Bjorn mergulhou no barraco, a luz era forte o suficiente para cegá-lo depois de tanto tempo no escuro, procurando Erna. Ele olhou em volta da cena desesperadora de sobreviventes feridos deitados em camas improvisadas, enroladas em ataduras. Enquanto procurava, congelou ao olhar para a última cama de uma fileira.

“Bjorn?”

A mulher que estava cuidando de um bebê chorão na última cama da fileira olhou para cima e o viu. Seus cabelos ensanguentados, suas linhas cansadas e seus olhos cheios dele.

Por algum motivo, o nome que ele vinha gritando freneticamente a noite toda escapou de sua memória. Tudo o que Bjorn pôde fazer foi encará-la e rir.

Ele estava cheio de raiva e alegria profundas. A mulher à sua frente estava tão ressentida quanto o medo distante que ele sentira. Parecia que seu coração humilde havia afundado na lama, mas seus olhos eram poças perfeitamente delineadas de escura determinação. Ele era ao mesmo tempo servo e rei de seu pequeno domínio.

“Oh meu Deus, Bjorn.”

Os gritos assustados de Erna ecoaram pelo barraco. A atadura caiu de sua mão e rolou pelo chão até os pés dele. Erna teve dificuldade em articular suas palavras e simplesmente piscou para Bjorn com olhos grandes e brilhantes.

Um sorriso se espalhou pelo rosto de Bjorn. Depois de todo esse tempo, Erna estava bem e fazendo o trabalho de enfermeira. Ele estava atônito, mas por outro lado, sentiu um alívio imenso.

“O que… o que aconteceu? Por que você está aqui?”, disse Erna, lutando para manter a voz firme.

Ela não conseguia acreditar que o homem parado à sua frente, essa bagunça de um Príncipe, era Bjorn Dniester, mas aqueles olhos não poderiam pertencer a nenhum outro. Eles estavam tão frios quanto sempre e suaves, mas ela pôde ver algo novo neles, será que era medo que ela via?

Erna nunca havia confundido os príncipes gêmeos por causa de seus olhos, mas agora que Bjorn demonstrava algum medo, ela quase pensou que era Leonid quem estava diante dela.

“Bjorn… por quê… você?”

As palavras mal saíram de sua boca quando Bjorn caminhou pelo barraco e a abraçou. Ele a abraçou tão forte que ela sentiu como se ele fosse parti-la ao meio. O calor de sua proximidade e o fato de ela poder sentir suas batidas cardíacas irregulares a impediram de o afastar.

“Bjorn…”

Quando ela disse seu nome, ele olhou para ela, olhando diretamente em seus olhos, enquanto seus lábios tremiam ansiosamente, como uma criança perdida finalmente encontrando sua mãe.

“Estou bem…” disse Erna, e de repente, ela sentiu as lágrimas vindo aos olhos. Ela sentia falta de Bjorn. Não havia como esconder mais, então ela encarou resignada.
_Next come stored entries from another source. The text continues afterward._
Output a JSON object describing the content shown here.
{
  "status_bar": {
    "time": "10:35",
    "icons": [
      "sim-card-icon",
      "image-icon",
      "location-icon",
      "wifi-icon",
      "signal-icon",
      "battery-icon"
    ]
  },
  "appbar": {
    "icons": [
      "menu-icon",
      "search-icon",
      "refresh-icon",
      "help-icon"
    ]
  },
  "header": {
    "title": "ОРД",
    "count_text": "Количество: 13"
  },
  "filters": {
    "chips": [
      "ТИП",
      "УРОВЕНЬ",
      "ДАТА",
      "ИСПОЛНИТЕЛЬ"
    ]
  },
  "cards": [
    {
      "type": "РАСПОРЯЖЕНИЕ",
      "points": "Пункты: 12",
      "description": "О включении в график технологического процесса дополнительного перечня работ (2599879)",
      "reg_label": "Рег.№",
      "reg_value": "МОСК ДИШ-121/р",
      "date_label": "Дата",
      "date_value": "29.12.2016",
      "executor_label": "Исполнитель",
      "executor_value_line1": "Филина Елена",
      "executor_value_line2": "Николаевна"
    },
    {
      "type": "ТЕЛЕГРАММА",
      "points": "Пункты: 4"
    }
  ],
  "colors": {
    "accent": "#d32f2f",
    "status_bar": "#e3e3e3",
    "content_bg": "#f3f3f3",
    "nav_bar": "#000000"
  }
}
Quando pensou que poderia morrer, ela se arrependeu de não ter conseguido se despedir de todos os seus amigos quando deixou Buford e quanto a Bjorn? Ela queria apertar sua mão e dizer que tudo estava perdoado. Doía pensar em todas as cicatrizes que ela sofrera até aquele momento, mas pior ainda, se ela morresse sem lhe dizer. É estúpido, mas era assim que ela era.

Ela quer amá-lo, mesmo que doa.

Se apenas ela pudesse ver Bjorn novamente, ela não fugira mais. Não importa o quanto ela quisesse se afastar. Aqui estava um homem que ela não podia simplesmente descartar e que fazia parte de sua vida tanto quanto ela fazia parte da dele.

“Olha, estou bem, Bjorn, de verdade”, Erna sorriu, com bochechas vermelhas inchadas e olhos marejados. “Heh, er… foi um acidente bem grande, mas felizmente…”

“Eu te amo.”

O sussurro baixo de Bjorn interrompeu a fala de Erna e ela olhou para ele com olhos atordoados como se estivesse perdida em um sonho. Ela não tinha certeza do que tinha ouvido, devia haver algo mais errado com ela.

“Eu te amo, Erna.”

Ele estava apenas feliz por finalmente conseguir nomear as emoções que finalmente conseguia entender. Ele tinha uma sensação de que se lembraria desse momento pelo resto da vida.

Não havia engano, Erna explodiu em lágrimas. Bjorn a abraçou forte e não disse mais nada.

Era um amor que começou como um golpe de sorte na mesa de cartas, onde ele não teve escolha a não ser vencer.

Eu te amo

Minha royal flush

Era uma homenagem sincera à bela conquistadora que tinha domado seu coração.